The page you were trying to view is not available for your role.
Authorised push payment (‘APP’) fraud and email account compromise are costing UK clients hundreds of millions of pounds each year. Fraudsters are becoming more sophisticated, often exploiting trust, familiarity and routine to bypass even experienced professionals.
For advisers, the risk is no longer theoretical. These scams can lead to financial loss for clients, alongside reputational and regulatory consequences for your business.
In summary
Email fraud often involves impersonation, urgency and changes to bank details. Where something feels unusual, it is important to pause, verify and challenge before any transaction is processed.
What is email compromise fraud?
Email compromise fraud occurs when a fraudster gains access to a client’s email account without their knowledge and uses it to impersonate them.
They may monitor genuine communications over time, learning how the client writes and when transactions typically take place. When the opportunity arises, they intervene with a request that appears credible, often linked to a legitimate conversation or activity.
What is authorised push payment (APP) fraud?
APP fraud happens when someone is persuaded to send money to an account controlled by a fraudster.
In an advice context, this can involve a compromised email account being used to request withdrawals, provide new bank details or create a sense of urgency around a payment.
How these scams typically unfold
Email compromise fraud often follows a familiar pattern.
A client’s email account is accessed without their knowledge. The fraudster observes past conversations, replicates tone and behaviour, and then sends a request at a point where it appears plausible.
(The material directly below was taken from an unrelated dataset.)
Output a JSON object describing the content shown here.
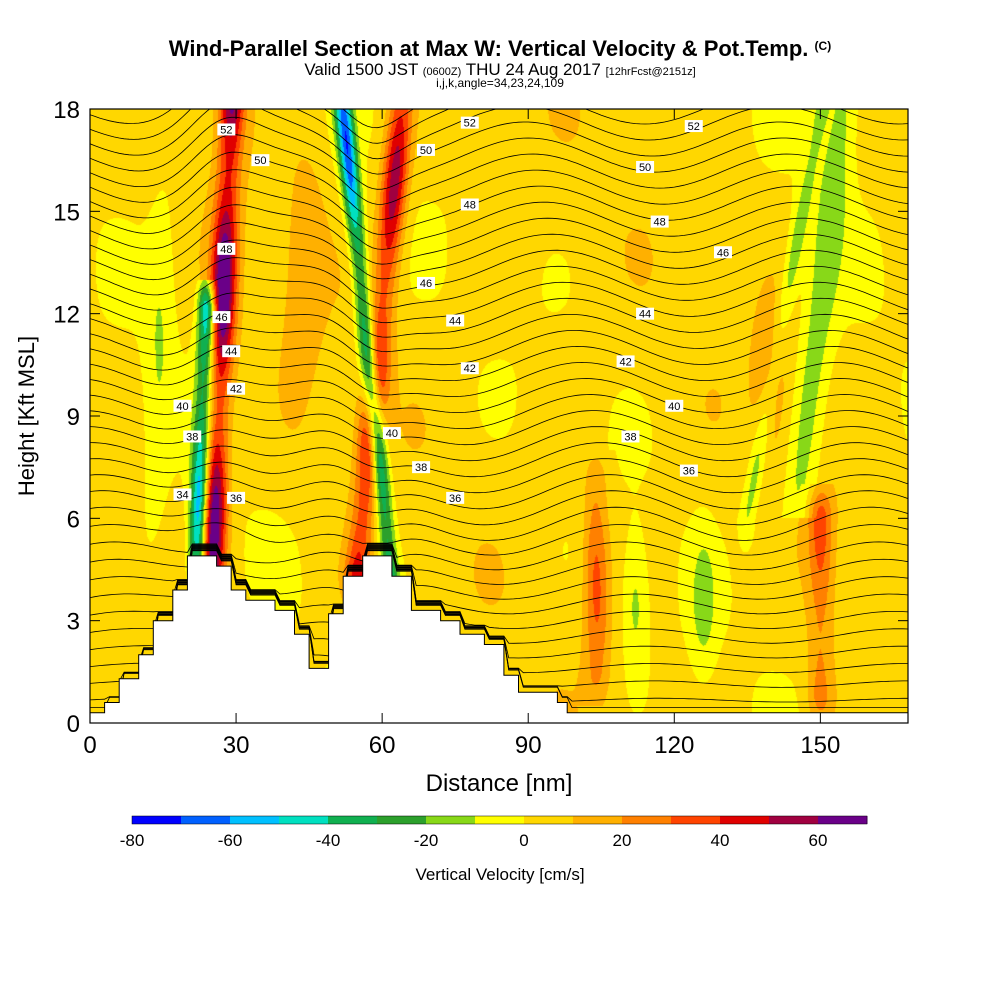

You may receive what looks like a legitimate instruction, for example:
- a long-standing client requests a large withdrawal
- they say they are travelling, busy or unable to take calls
- the tone seems slightly different, perhaps shorter or less personal
- new bank details are provided, with a request for urgent action
Taken individually, these signals can be easy to explain. When they appear together, they should prompt caution.
Why these scams work
These scams rely as much on human behaviour as they do on technical access. Fraudsters exploit:
- trust built through long-standing client relationships
- familiarity with established communication patterns
- urgency, which can discourage verification
- routine processes that appear predictable and easy to replicate
Even experienced advisers can be caught out where controls are not applied consistently.
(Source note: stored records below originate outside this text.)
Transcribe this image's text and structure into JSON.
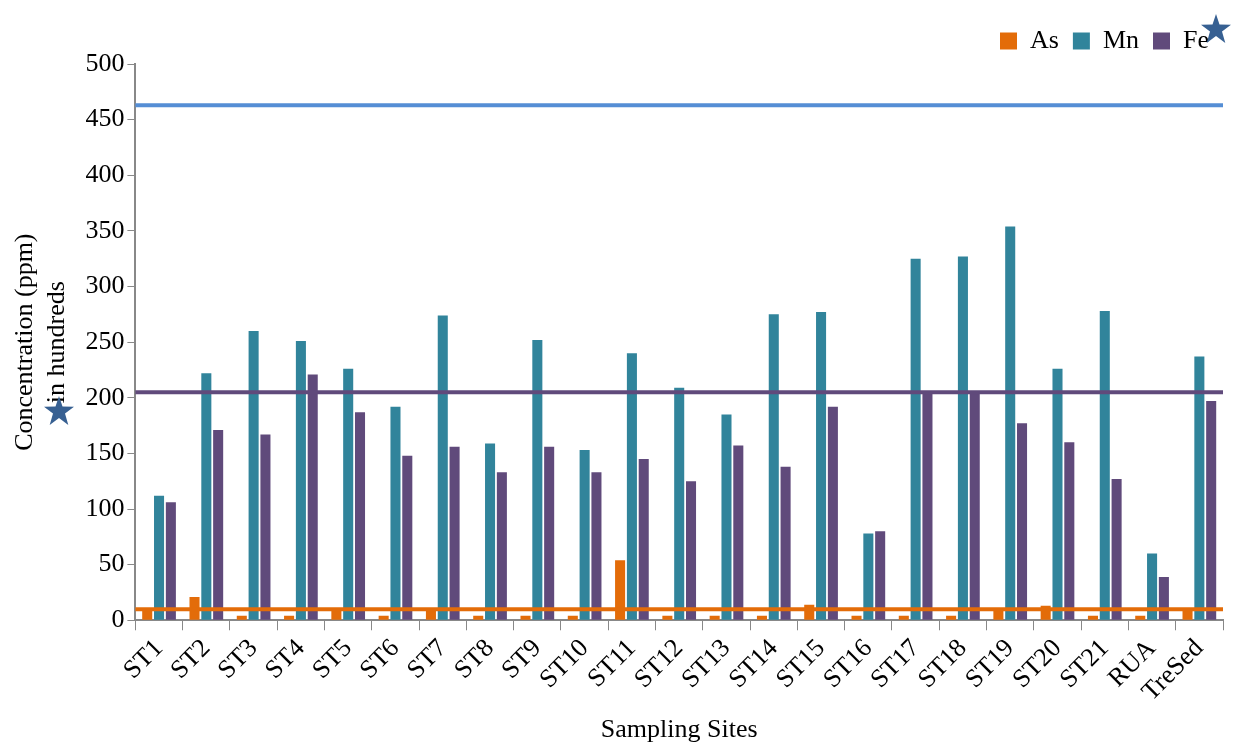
{
  "chart_data": {
    "type": "bar",
    "xlabel": "Sampling Sites",
    "ylabel": "Concentration (ppm)\nin hundreds",
    "categories": [
      "ST1",
      "ST2",
      "ST3",
      "ST4",
      "ST5",
      "ST6",
      "ST7",
      "ST8",
      "ST9",
      "ST10",
      "ST11",
      "ST12",
      "ST13",
      "ST14",
      "ST15",
      "ST16",
      "ST17",
      "ST18",
      "ST19",
      "ST20",
      "ST21",
      "RUA",
      "TreSed"
    ],
    "series": [
      {
        "name": "As",
        "color": "#e36c09",
        "values": [
          10,
          21,
          4,
          4,
          10,
          4,
          10,
          4,
          4,
          4,
          54,
          4,
          4,
          4,
          14,
          4,
          4,
          4,
          10,
          13,
          4,
          4,
          10
        ]
      },
      {
        "name": "Mn",
        "color": "#31849b",
        "values": [
          112,
          222,
          260,
          251,
          226,
          192,
          274,
          159,
          252,
          153,
          240,
          209,
          185,
          275,
          277,
          78,
          325,
          327,
          354,
          226,
          278,
          60,
          237
        ]
      },
      {
        "name": "Fe",
        "color": "#604a7b",
        "values": [
          106,
          171,
          167,
          221,
          187,
          148,
          156,
          133,
          156,
          133,
          145,
          125,
          157,
          138,
          192,
          80,
          205,
          205,
          177,
          160,
          127,
          39,
          197
        ]
      }
    ],
    "ylim": [
      0,
      500
    ],
    "yticks": [
      0,
      50,
      100,
      150,
      200,
      250,
      300,
      350,
      400,
      450,
      500
    ],
    "grid": false,
    "legend": "top right",
    "ref_lines": [
      {
        "axis": "y",
        "value": 463,
        "color": "#558ed5"
      },
      {
        "axis": "y",
        "value": 205,
        "color": "#604a7b"
      },
      {
        "axis": "y",
        "value": 10,
        "color": "#e36c09"
      }
    ]
  }
}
Warning signs to look out for
There are a number of indicators that a request may not be genuine. Be particularly alert to:
- unexpected contact or unusual instructions
- a change in tone or communication style
- requests that do not align with a client’s known objectives or plans
- instructions not to verify details by phone
- new or amended bank account information
- a strong sense of urgency
Where more than one of these factors is present, the level of risk increases.
What to do if something does not feel right
If an instruction raises any concern, treat it as a potential fraud case until you have verified it. Before taking action:
- call the client using contact details already held on record
- do not rely on email confirmation, even if the request appears genuine
- avoid replying within the same email chain to validate instructions
- treat any new or amended bank details as high risk
- pause the transaction until you are satisfied the instruction is legitimate
- escalate internally if there is any doubt
It is better to delay a transaction briefly than to proceed on the basis of a fraudulent instruction.
The role of the adviser
Advisers play an important role in helping to protect clients from fraud. That includes:
- setting clear expectations about how instructions will be verified
- encouraging clients to report anything unusual in their communications
- applying consistent verification processes across the business
- challenging requests that fall outside normal patterns
In a fraud landscape that depends heavily on human judgement, vigilance remains one of the strongest controls available.
How Quilter can support you
At Quilter, controls are in place to help reduce the risk of fraud and to investigate suspicious transactions where concerns arise. These controls are designed to support advisers, but they are most effective when combined with strong front-line awareness, consistent verification and appropriate challenge.
Final thought
Fraudsters are increasingly sophisticated, but the underlying patterns remain familiar. If something does not feel right, take the time to check. A brief pause, a conversation with the client and a consistent approach to verification can all help reduce the risk of a fraudulent payment being made.